Though thinking about it, I don't really understand your problem:

How can there be multiple outputs with the same name? They have different names in the repository (algorithm.reference_output, assert.reference_output, ...)

tra added a comment.Sep 4 2018, 11:41 AM

Though thinking about it, I don't really understand your problem:

How can there be multiple outputs with the same name? They have different names in the repository (algorithm.reference_output, assert.reference_output, ...)

For CUDA tests, from each test source file we generate a lot of test executables compiled for combination of {CUDA version, C++ standard, C++ standard library}. All of those test executables will run and need to have their output compared to the same reference file.

In D51048#1223622, @tra wrote:

Though thinking about it, I don't really understand your problem:

How can there be multiple outputs with the same name?
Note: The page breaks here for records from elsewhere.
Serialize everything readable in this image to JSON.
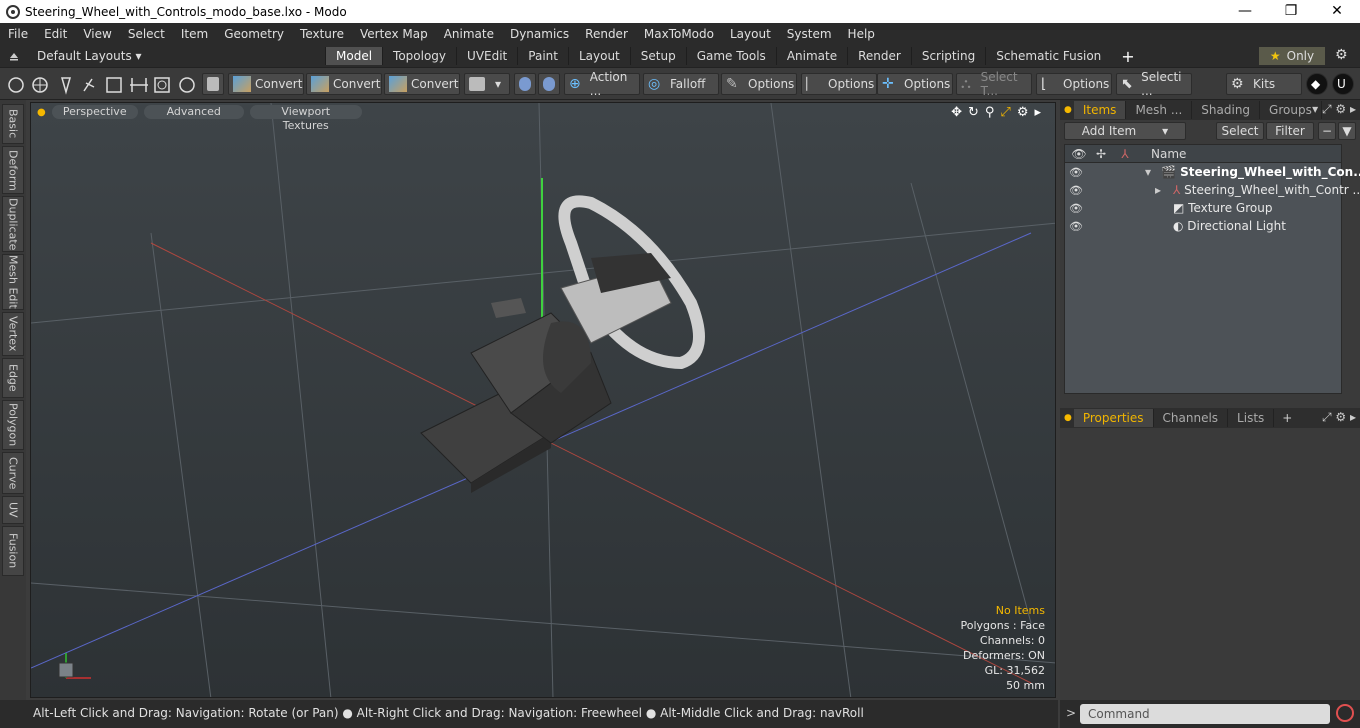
{
  "window": {
    "title": "Steering_Wheel_with_Controls_modo_base.lxo - Modo",
    "minimize": "—",
    "maximize": "❐",
    "close": "✕"
  },
  "menu": [
    "File",
    "Edit",
    "View",
    "Select",
    "Item",
    "Geometry",
    "Texture",
    "Vertex Map",
    "Animate",
    "Dynamics",
    "Render",
    "MaxToModo",
    "Layout",
    "System",
    "Help"
  ],
  "layouts": {
    "label": "Default Layouts ▾",
    "tabs": [
      "Model",
      "Topology",
      "UVEdit",
      "Paint",
      "Layout",
      "Setup",
      "Game Tools",
      "Animate",
      "Render",
      "Scripting",
      "Schematic Fusion"
    ],
    "active_tab": "Model",
    "add": "+",
    "only_label": "Only"
  },
  "toolbar": {
    "convert1": "Convert",
    "convert2": "Convert",
    "convert3": "Convert",
    "action": "Action ...",
    "falloff": "Falloff",
    "options1": "Options",
    "options2": "Options",
    "options3": "Options",
    "select_t": "Select T...",
    "options4": "Options",
    "selecti": "Selecti ...",
    "kits": "Kits"
  },
  "side_tabs": [
    "Basic",
    "Deform",
    "Duplicate",
    "Mesh Edit",
    "Vertex",
    "Edge",
    "Polygon",
    "Curve",
    "UV",
    "Fusion"
  ],
  "viewport": {
    "perspective": "Perspective",
    "advanced": "Advanced",
    "textures": "Viewport Textures",
    "info": {
      "no_items": "No Items",
      "polygons": "Polygons : Face",
      "channels": "Channels: 0",
      "deformers": "Deformers: ON",
      "gl": "GL: 31,562",
      "scale": "50 mm"
    }
  },
  "status": "Alt-Left Click and Drag: Navigation: Rotate (or Pan) ● Alt-Right Click and Drag: Navigation: Freewheel ● Alt-Middle Click and Drag: navRoll",
  "items_panel": {
    "tabs": [
      "Items",
      "Mesh ...",
      "Shading",
      "Groups"
    ],
    "add_item": "Add Item",
    "select": "Select",
    "filter": "Filter",
    "name_header": "Name",
    "rows": [
      {
        "label": "Steering_Wheel_with_Con..."
      },
      {
        "label": "Steering_Wheel_with_Contr ..."
      },
      {
        "label": "Texture Group"
      },
      {
        "label": "Directional Light"
      }
    ]
  },
  "props_panel": {
    "tabs": [
      "Properties",
      "Channels",
      "Lists"
    ],
    "add": "+"
  },
  "command": {
    "placeholder": "Command",
    "prompt": ">"
  }
}
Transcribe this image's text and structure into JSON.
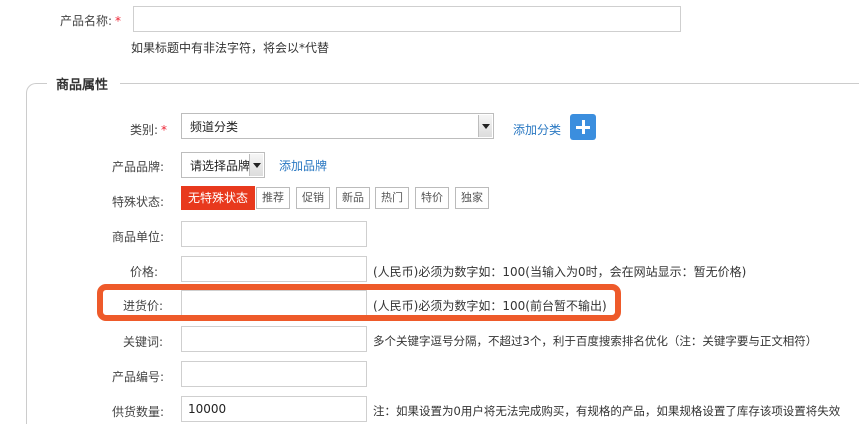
{
  "product_name": {
    "label": "产品名称:",
    "required_mark": "*",
    "value": "",
    "hint": "如果标题中有非法字符，将会以*代替"
  },
  "section": {
    "legend": "商品属性"
  },
  "category": {
    "label": "类别:",
    "required_mark": "*",
    "selected": "频道分类",
    "add_link": "添加分类"
  },
  "brand": {
    "label": "产品品牌:",
    "selected": "请选择品牌",
    "add_link": "添加品牌"
  },
  "status": {
    "label": "特殊状态:",
    "options": [
      "无特殊状态",
      "推荐",
      "促销",
      "新品",
      "热门",
      "特价",
      "独家"
    ],
    "active_index": 0
  },
  "unit": {
    "label": "商品单位:",
    "value": ""
  },
  "price": {
    "label": "价格:",
    "value": "",
    "hint": "(人民币)必须为数字如：100(当输入为0时，会在网站显示：暂无价格)"
  },
  "cost_price": {
    "label": "进货价:",
    "value": "",
    "hint": "(人民币)必须为数字如：100(前台暂不输出)"
  },
  "keywords": {
    "label": "关键词:",
    "value": "",
    "hint": "多个关键字逗号分隔，不超过3个，利于百度搜索排名优化（注：关键字要与正文相符）"
  },
  "product_code": {
    "label": "产品编号:",
    "value": ""
  },
  "supply_qty": {
    "label": "供货数量:",
    "value": "10000",
    "hint": "注：如果设置为0用户将无法完成购买，有规格的产品，如果规格设置了库存该项设置将失效"
  },
  "colors": {
    "accent": "#e8391d",
    "link": "#2a78c2",
    "highlight": "#ee5a2a",
    "plus_button": "#3b8ede"
  }
}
They have different names in the repository (algorithm.reference_output, assert.reference_output, ...)

For CUDA tests, from each test source file we generate a lot of test executables compiled for combination of {CUDA version, C++ standard, C++ standard library}. All of those test executables will run and need to have their output compared to the same reference file.

Ok but that would just mean that the name of the reference file doesn't necessarily match the name of the executable. That should be easily doable and hopefolly something similar to what I proposed in the comment is enough to fix the issues...

tra added a comment.Sep 4 2018, 12:02 PM

Your patch above *almost* works, except that each test variant wants to create the same symlink $BUILD/ExternalCUDA/$TEST.teferece_output -> $SRC/External/CUDA/$TEST.reference_output. If symlinks are created at different points in time ninja manages to avoid conflicts, but typically I get one or two attempts to create the symlink launches simultaneously and one of them fails with "symlink already exists". Perhaps the symlink target name should be uniquified in some way.